Cloudera Runtime 7.3.1.100 CHF 1🔗
- CDPD-74456: Spark3 hwc.setDatabase() writes to the correct
database
- 7.3.1.100
- When setting the database using hive.setDatabase("DB") and
performing CREATE TABLE or write operations with Hive Warehouse Connector (HWC), the
operations were executed in a default database. This issue is now resolved and the
operations are executed in the correct database.
- The issue is now fixed.
- CDPD-74373: Timestamp displays incorrectly in Spark HWC with
JDBC_READER mode
- 7.3.1.100
- When using Spark HWC with JDBC_READER mode, timestamps were
displayed incorrectly. For example, 0001-01-01 00:00:00.0 was interpreted as 0000-12-30
00:00:00.
- This issue is addressed by correcting timestamp handling in
JDBC_READER mode to ensure accurate representation of timestamps before the Gregorian
calendar was adopted.
- CDPD-76932: Incorrect query results due to TableScan merge in
shared work optimizer
- 7.3.1.100
- During shared work optimization, TableScan operators were merged
even when they had different Dynamic Partition Pruning (DPP) parent operators. This
caused the filter from the missing DPP operator to be ignored, leading to incorrect
query results.
- This issue is resolved by modifying the shared work optimizer to
check the parents of TableScan operators and skip merging when DPP edges
differ.
Apache Jira: HIVE-26968
- CDPD-78115: Thread safety issue in
HiveSequenceFileInputFormat
- 7.3.1.100
- Concurrent queries returned incorrect results when query result
caching was disabled due to a thread safety issue in HiveSequenceFileInputFormat.

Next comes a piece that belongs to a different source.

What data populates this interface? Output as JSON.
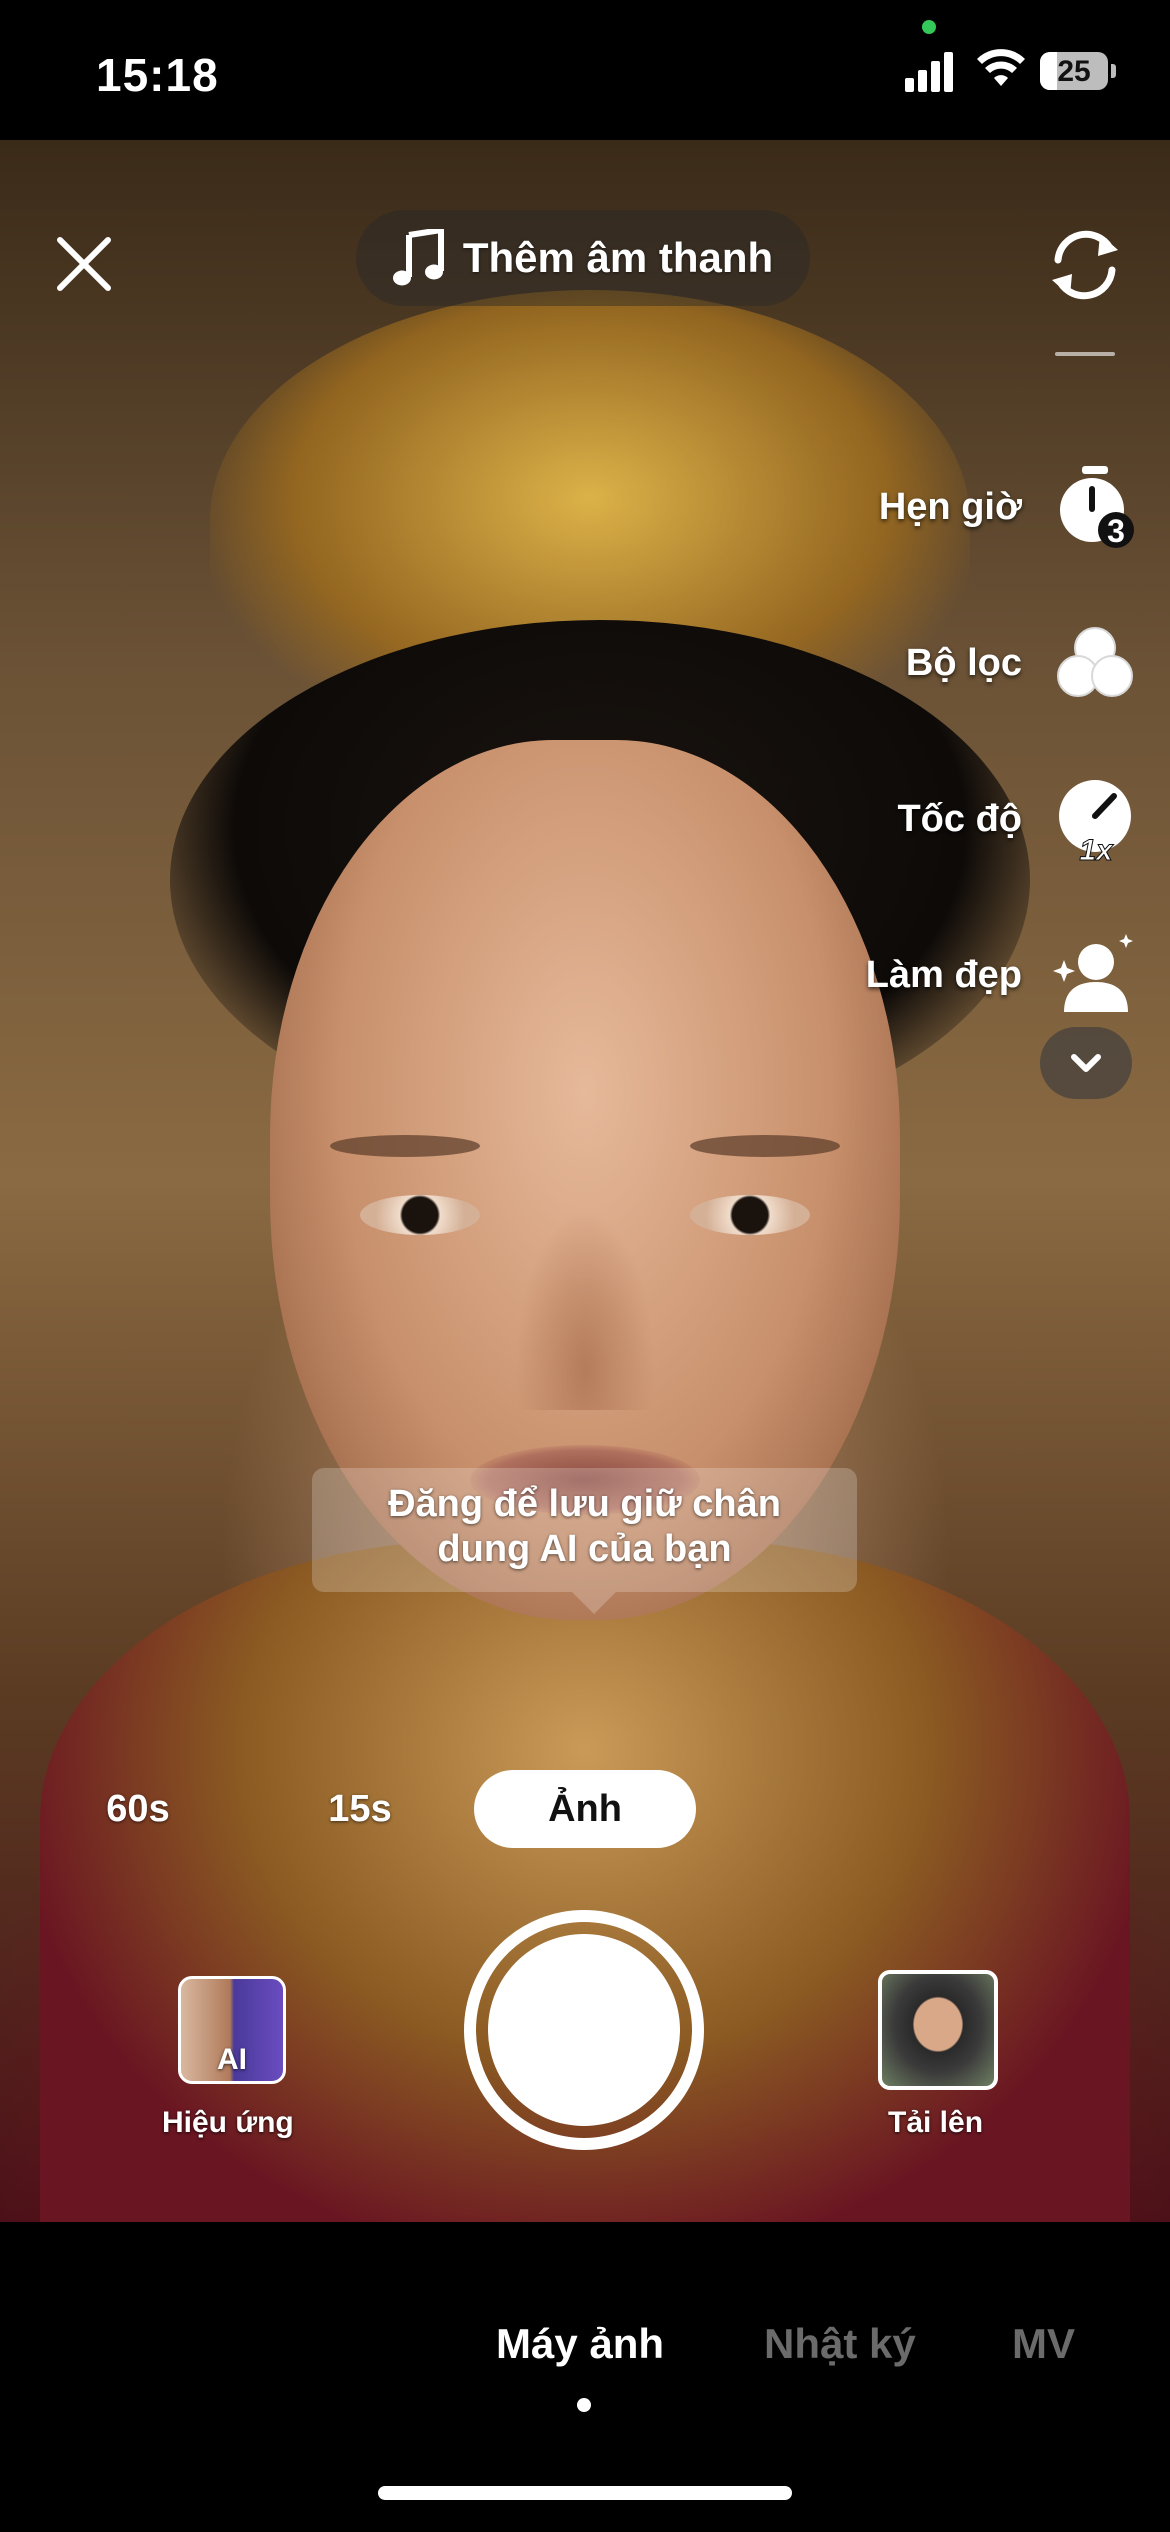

- This issue is now resolved and the files are now set in a
thread-safe manner to ensure correct query results.
- CDPD-78129: Materialized view rebuild failure due to stale
locks
- 7.3.1.100
- If a materialized view rebuild is aborted, the lock entry in the
materialization_rebuild_locks table is not removed. This prevents subsequent rebuilds of
the same materialized view, causing
error
Error: Error while compiling statement: FAILED: SemanticException
org.apache.hadoop.hive.ql.parse.SemanticException: Another process is rebuilding the materialized view view_name (state=42000, code=40000)

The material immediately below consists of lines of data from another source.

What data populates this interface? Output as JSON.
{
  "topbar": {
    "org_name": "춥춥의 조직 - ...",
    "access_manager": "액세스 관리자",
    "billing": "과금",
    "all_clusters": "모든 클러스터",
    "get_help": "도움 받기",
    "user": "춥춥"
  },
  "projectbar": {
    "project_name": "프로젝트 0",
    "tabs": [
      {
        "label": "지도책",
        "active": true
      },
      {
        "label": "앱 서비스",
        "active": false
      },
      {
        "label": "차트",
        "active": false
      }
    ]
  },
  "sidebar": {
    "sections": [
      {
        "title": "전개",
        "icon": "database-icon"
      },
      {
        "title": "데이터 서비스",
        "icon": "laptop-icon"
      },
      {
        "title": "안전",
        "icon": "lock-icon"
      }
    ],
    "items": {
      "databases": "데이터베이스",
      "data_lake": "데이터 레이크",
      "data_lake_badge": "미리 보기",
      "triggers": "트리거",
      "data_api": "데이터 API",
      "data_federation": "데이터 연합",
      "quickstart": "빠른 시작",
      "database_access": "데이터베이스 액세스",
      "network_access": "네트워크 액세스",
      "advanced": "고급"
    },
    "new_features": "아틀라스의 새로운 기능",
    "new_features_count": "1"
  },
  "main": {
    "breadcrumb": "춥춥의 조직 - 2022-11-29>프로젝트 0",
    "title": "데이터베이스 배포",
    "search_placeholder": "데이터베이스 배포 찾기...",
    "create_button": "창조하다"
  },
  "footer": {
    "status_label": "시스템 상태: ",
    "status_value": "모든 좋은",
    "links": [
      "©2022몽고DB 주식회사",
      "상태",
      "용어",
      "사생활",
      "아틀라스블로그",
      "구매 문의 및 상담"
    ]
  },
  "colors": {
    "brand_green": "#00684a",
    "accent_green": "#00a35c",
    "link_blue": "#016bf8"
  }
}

- The fix ensures that the materialized view rebuild lock is
removed when a rebuild transaction is aborted. The
MaterializationRebuildLockHeartbeater
now checks the transaction
state before heartbeating, allowing outdated locks to be cleaned properly.Apache
Jira: HIVE-28416
- CDPD-78166: Residual operator tree in shared work optimizer
causes dynamic partition pruning errors
- 7.3.1.100
- Shared work optimizer left unused operator trees that sent
dynamic partition pruning events to non-existent operators. This caused query failures
when processing these events, leading to errors in building the physical operator
tree.
- The issue was addressed by ensuring that any residual unused
operator trees are removed during the operator merge process in shared work optimizer,
preventing invalid dynamic partition pruning event processing.
Apache Jira:
HIVE-28484
- CDPD-78113: Conversion failure from RexLiteral to ExprNode for
empty strings
- 7.3.1.100
- Conversion from RexLiteral to ExprNode failed when the literal
was an empty string, causing the cost-based optimizer to fail for queries.

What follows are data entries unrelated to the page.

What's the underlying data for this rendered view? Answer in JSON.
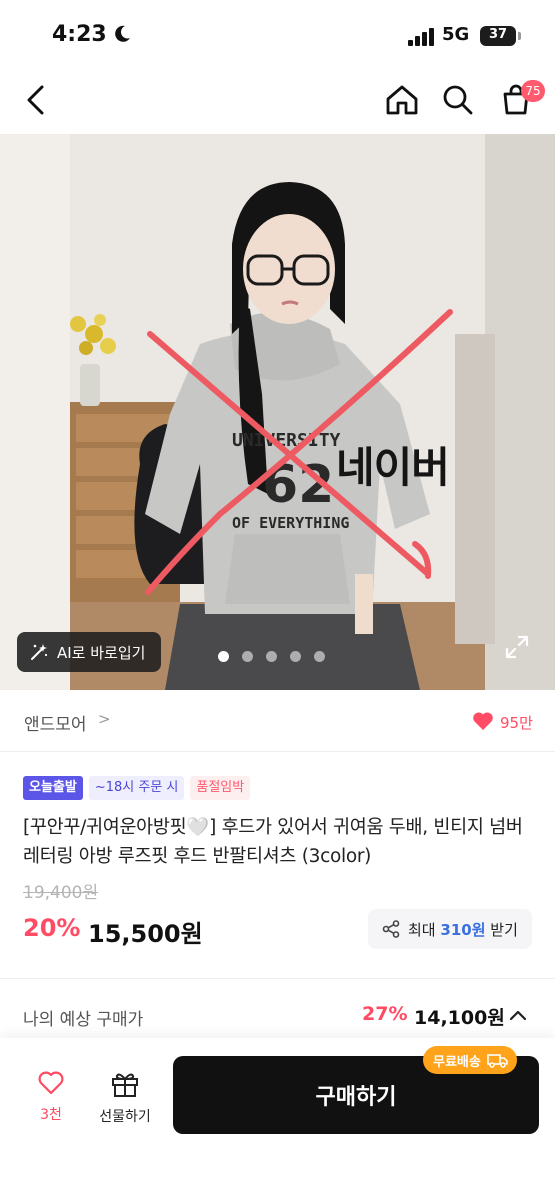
{
  "status_bar": {
    "time": "4:23",
    "network": "5G",
    "battery": "37"
  },
  "nav": {
    "cart_count": "75"
  },
  "hero": {
    "overlay_text": "네이버",
    "ai_button_label": "AI로 바로입기",
    "slide_count": 5,
    "active_slide": 0,
    "shirt_text_line1": "UNIVERSITY",
    "shirt_text_line2": "62",
    "shirt_text_line3": "OF EVERYTHING"
  },
  "brand": {
    "name": "앤드모어",
    "likes": "95만"
  },
  "product": {
    "badges": [
      "오늘출발",
      "~18시 주문 시",
      "품절임박"
    ],
    "title": "[꾸안꾸/귀여운아방핏🤍] 후드가 있어서 귀여움 두배, 빈티지 넘버 레터링 아방 루즈핏 후드 반팔티셔츠 (3color)",
    "original_price": "19,400원",
    "discount_rate": "20%",
    "price": "15,500원",
    "share": {
      "prefix": "최대",
      "points": "310원",
      "suffix": "받기"
    }
  },
  "expected": {
    "label": "나의 예상 구매가",
    "discount_rate": "27%",
    "price": "14,100원"
  },
  "bottom_bar": {
    "like_count": "3천",
    "gift_label": "선물하기",
    "buy_label": "구매하기",
    "free_shipping": "무료배송"
  },
  "colors": {
    "accent": "#ff4b63",
    "brand_purple": "#5b56e8",
    "shipping_orange": "#ffa31a",
    "buy_button": "#111111"
  }
}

- The issue was addressed by ensuring that an empty string literal
in a filter produces a valid RexNode, preventing cost-based optimizer
failures.
Apache Jira: HIVE-28431
Cloudera Runtime 7.3.1🔗
- CDPD-57121: ThreadPoolExecutorWithOomHook handling
OutOfMemoryError
- 7.3.1
- The
ThreadPoolExecutorWithOomHook
wasn't
effectively handling OutOfMemoryError
when executing tasks, as the
exception was wrapped in ExecutionException
, making it harder to
detect.
- The issue was fixed by updating ThreadPoolExecutorWithOomHook to
properly invoke OutOfMemoryError hooks and stop HiveServer2 when required.
Apache
Jira:
HIVE-24411, HIVE-26955, IMPALA-8518
- CDPD-31172: Hive: Intermittent ConcurrentModificationException
in HiveServer2 during mondrian testset
- Fixed an exception by using ConcurrentHashMap instead of HashMap
to avoid the race condition between threads occurring because of concurrent modification
of PerfLogger endTimes/startTimes maps.